I glanced round the bridge, rooted to the spot by the strange emptiness of it and the sudden certainty that the ship was going to go down. The spokes of the wheel were flung out in a forlorn circle. The brass of the binnacle gleamed. The telegraph pointers still stood at Full Ahead. The emptiness of it all… I turned and went down to the captain’s cabin. He was there, lying back in the arm-chair, his body relaxed, his eyes closed. A half-empty bottle of rum stood on the desk at his elbow. The glass was on the floor, spilling a brown wet stain across the carpet. Sleep had smoothed out the lines of his face. Like that he seemed younger, less tough; but he still looked haggard and his right hand twitched nervously where it lay against the dark leather arm of the chair. The two blue raincoats still hung incongruously side-by-side on the back of the door. The girl still smiled at me sunnily from her silver frame.

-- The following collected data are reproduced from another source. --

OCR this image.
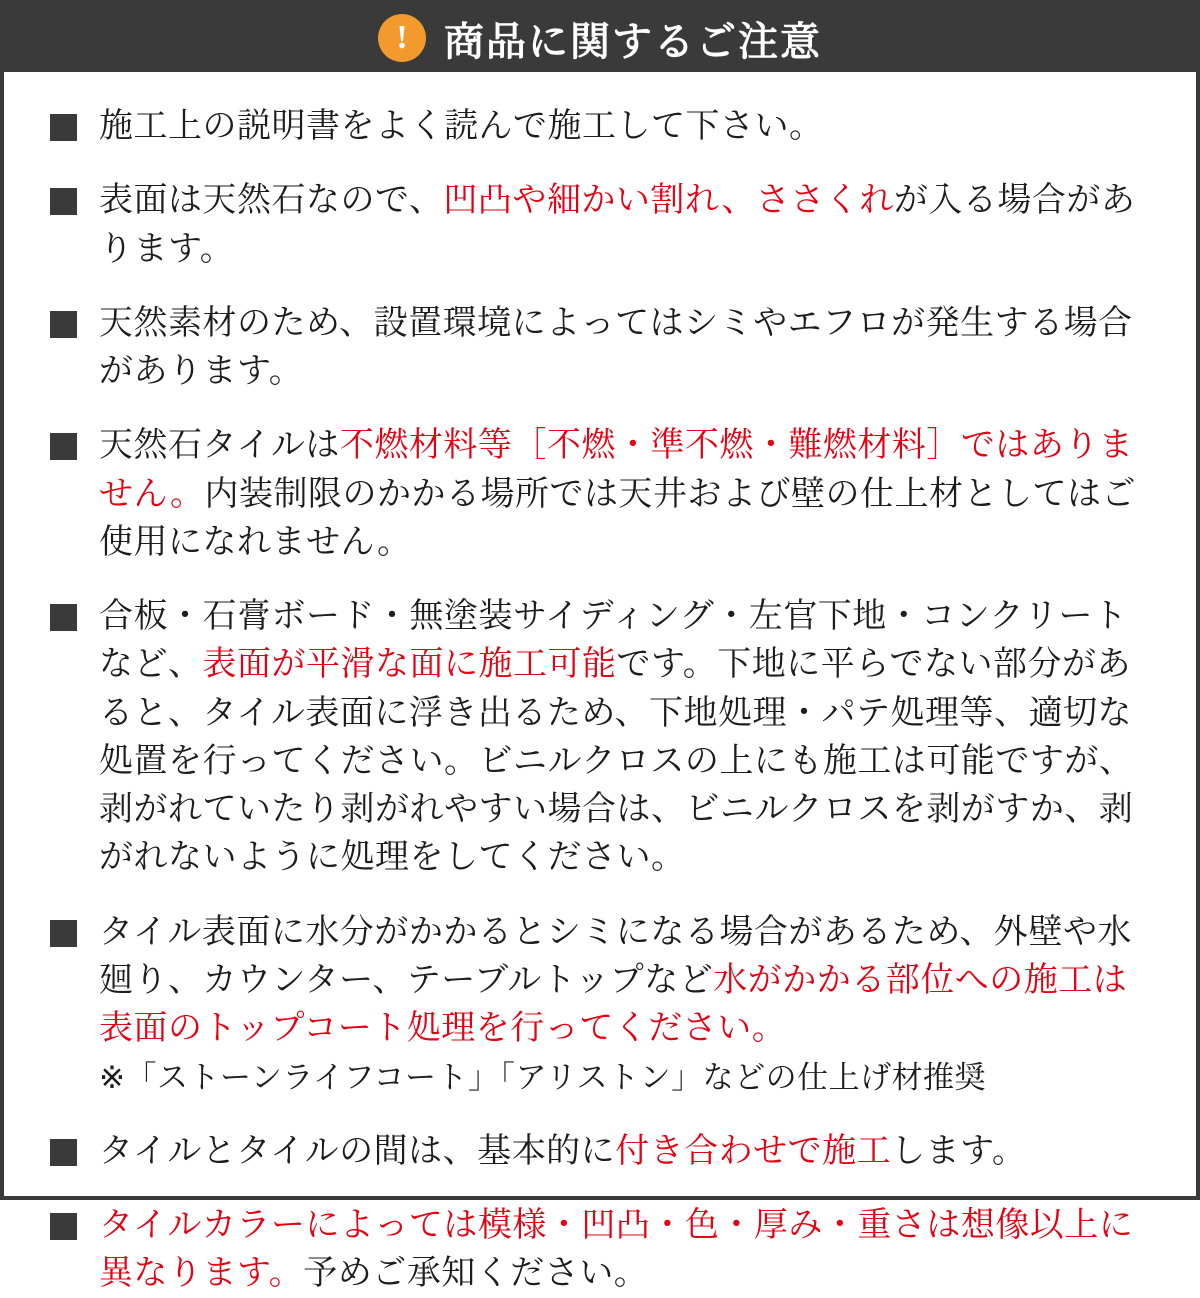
! 商品に関するご注意
施工上の説明書をよく読んで施工して下さい。
表面は天然石なので、凹凸や細かい割れ、ささくれが入る場合があります。
天然素材のため、設置環境によってはシミやエフロが発生する場合があります。
天然石タイルは不燃材料等［不燃・準不燃・難燃材料］ではありません。内装制限のかかる場所では天井および壁の仕上材としてはご使用になれません。
合板・石膏ボード・無塗装サイディング・左官下地・コンクリートなど、表面が平滑な面に施工可能です。下地に平らでない部分があると、タイル表面に浮き出るため、下地処理・パテ処理等、適切な処置を行ってください。ビニルクロスの上にも施工は可能ですが、剥がれていたり剥がれやすい場合は、ビニルクロスを剥がすか、剥がれないように処理をしてください。
タイル表面に水分がかかるとシミになる場合があるため、外壁や水廻り、カウンター、テーブルトップなど水がかかる部位への施工は表面のトップコート処理を行ってください。
※「ストーンライフコート」「アリストン」などの仕上げ材推奨
タイルとタイルの間は、基本的に付き合わせで施工します。
タイルカラーによっては模様・凹凸・色・厚み・重さは想像以上に異なります。予めご承知ください。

A big sea broke against the ship’s side, darkening the portholes with upflung water. His eyelids flicked back. ‘What is it?’ He seemed instantly wide awake, though his face was still puffed with sleep, flushed with the liquor he’d drunk.

‘The for’ard hatch covers have gone,’ I said. I felt a strange sense of relief. He was real and it was his responsibility, not mine. I wasn’t alone after all.

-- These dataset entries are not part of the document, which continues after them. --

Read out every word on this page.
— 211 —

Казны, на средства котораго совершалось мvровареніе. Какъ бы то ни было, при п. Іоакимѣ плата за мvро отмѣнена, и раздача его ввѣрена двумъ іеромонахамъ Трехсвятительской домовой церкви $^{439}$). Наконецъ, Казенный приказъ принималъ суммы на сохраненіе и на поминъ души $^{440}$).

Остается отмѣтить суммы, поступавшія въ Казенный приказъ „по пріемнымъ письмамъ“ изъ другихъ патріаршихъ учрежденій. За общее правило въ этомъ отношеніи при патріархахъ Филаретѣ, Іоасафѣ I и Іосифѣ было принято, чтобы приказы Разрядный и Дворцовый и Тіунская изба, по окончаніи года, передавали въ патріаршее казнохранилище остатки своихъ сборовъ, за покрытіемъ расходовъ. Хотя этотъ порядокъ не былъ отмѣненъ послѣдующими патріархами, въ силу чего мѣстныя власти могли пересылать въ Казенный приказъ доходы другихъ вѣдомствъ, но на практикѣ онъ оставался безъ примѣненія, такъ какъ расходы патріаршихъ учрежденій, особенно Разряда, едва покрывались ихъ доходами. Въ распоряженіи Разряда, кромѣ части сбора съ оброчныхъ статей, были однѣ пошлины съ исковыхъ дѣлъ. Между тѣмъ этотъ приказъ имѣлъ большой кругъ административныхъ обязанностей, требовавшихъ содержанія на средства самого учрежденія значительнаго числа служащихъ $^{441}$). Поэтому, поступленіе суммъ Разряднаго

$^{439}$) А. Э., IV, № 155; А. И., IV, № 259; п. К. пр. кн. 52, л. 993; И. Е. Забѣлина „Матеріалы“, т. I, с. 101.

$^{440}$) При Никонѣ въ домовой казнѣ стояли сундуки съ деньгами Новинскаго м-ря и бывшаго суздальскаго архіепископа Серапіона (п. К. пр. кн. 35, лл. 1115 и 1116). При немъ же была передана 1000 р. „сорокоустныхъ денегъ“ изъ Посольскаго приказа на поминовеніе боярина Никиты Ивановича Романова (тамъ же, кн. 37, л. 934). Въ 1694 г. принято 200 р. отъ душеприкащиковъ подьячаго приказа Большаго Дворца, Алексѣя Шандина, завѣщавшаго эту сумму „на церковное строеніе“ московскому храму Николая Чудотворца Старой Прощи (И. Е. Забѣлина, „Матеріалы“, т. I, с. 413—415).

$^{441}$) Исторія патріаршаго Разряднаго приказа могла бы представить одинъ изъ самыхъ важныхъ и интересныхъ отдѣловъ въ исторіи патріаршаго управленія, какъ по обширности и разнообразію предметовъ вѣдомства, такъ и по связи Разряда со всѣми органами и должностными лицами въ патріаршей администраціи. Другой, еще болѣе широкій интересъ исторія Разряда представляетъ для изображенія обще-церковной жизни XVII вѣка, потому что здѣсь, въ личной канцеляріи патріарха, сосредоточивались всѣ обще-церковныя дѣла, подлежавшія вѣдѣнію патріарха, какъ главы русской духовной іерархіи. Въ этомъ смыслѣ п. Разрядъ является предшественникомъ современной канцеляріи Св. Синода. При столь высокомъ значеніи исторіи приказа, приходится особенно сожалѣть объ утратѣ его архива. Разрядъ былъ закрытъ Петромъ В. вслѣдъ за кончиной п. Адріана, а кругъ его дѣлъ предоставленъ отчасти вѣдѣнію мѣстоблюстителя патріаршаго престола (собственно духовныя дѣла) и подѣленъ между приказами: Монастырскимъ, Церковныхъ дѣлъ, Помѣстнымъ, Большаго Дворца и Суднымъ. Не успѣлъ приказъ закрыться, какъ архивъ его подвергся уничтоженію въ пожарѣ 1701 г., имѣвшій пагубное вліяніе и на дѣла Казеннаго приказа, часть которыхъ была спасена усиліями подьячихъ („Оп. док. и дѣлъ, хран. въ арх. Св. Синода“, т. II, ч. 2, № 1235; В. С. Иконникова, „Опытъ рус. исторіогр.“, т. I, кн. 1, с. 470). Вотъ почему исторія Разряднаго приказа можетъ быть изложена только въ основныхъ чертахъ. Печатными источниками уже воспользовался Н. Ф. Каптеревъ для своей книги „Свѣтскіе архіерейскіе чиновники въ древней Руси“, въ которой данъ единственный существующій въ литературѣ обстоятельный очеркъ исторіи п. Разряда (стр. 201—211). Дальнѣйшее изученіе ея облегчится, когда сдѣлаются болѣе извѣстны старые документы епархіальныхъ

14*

‘I know that.’ He sat up, pushing his hand across his face and up through his black hair. ‘What do you expect me to do about it — go out and rig new ones?’

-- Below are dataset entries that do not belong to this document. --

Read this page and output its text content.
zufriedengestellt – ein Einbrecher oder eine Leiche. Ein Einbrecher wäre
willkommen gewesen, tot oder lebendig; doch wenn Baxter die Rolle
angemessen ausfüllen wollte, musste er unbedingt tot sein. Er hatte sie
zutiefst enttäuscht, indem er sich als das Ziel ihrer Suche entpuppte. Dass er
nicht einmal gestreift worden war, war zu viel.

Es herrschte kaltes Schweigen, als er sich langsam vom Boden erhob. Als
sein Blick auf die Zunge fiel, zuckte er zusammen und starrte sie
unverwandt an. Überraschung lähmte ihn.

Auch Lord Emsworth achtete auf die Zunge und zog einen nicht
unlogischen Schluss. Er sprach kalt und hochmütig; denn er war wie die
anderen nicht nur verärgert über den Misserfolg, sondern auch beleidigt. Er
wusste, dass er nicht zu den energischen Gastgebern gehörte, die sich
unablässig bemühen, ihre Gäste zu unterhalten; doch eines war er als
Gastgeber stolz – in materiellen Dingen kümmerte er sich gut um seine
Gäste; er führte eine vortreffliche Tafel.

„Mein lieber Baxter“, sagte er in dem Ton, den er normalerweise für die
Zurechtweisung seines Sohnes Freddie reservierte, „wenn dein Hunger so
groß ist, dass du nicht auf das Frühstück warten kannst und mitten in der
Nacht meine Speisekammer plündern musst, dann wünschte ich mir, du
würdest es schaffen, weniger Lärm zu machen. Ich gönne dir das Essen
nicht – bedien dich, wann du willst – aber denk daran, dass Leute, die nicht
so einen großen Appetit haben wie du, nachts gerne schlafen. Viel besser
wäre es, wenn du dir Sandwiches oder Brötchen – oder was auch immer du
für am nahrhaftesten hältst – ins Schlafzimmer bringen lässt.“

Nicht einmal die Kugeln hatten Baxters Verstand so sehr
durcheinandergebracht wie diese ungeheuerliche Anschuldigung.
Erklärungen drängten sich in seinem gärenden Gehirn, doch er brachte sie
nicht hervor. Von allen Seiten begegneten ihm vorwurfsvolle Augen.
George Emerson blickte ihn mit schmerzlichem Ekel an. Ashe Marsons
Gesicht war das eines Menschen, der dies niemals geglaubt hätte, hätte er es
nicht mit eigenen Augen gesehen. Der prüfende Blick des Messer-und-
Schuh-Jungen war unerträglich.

His voice was a little slurred. ‘We did that once.’ He pulled himself up out of the chair and went over to the porthole and stood there, looking at the sea. His back was towards me, his shoulders slightly hunched, hands thrust into his pockets. ‘It was like this all the way up through the Bay — heavy seas and the ship making water all the time.’ The daylight filtering through the porthole shone cold and hard on his exhausted features. ‘And then that storm! God! What a night!’ He stared out through the porthole.

‘You’d better get some more sleep,’ I said.

‘Sleep?’ His hand went to his eyes, rubbing them, and then pushing up through his hair again. ‘Maybe you’re right.’ His forehead wrinkled in a frown and he smiled so that his face had a surprised look. ‘You know, I can’t remember when I last slept.’ And then he added: ‘There was something…’ He was frowning. ‘God! I can’t remember. Something I was going to look up.’ He stared down at the chart and books that lay on the floor beside the arm-chair. The chart was Number 2100, the large-scale chart of the Minkies. And then he was looking at me again and in an odd voice he said, ‘Who exactly are you?’ He was a little drunk.

‘I told you that earlier,’ I replied. ‘My name is-’

To hell with your name,’ he shouted impatiently. ‘What were you doing out there in that yacht? What made you board the ship?’ And then, before I had time to say anything, he added, ‘Are you something to do with the Company?’

‘What company?’

‘The Dellimare Trading and Shipping Company — the people who own the Mary Deare.’ He hesitated. ‘Were you out there, waiting to see if-’ But then he shook his head. ‘No, it couldn’t have been that. We weren’t steaming to schedule.’

‘I’d never heard of the Mary Deare until last night,’ I told him. And I explained how we’d almost been run down. ‘What happened?’ I asked him. ‘How was it that the crew abandoned her with the engines still running and you on board? Was it the fire?’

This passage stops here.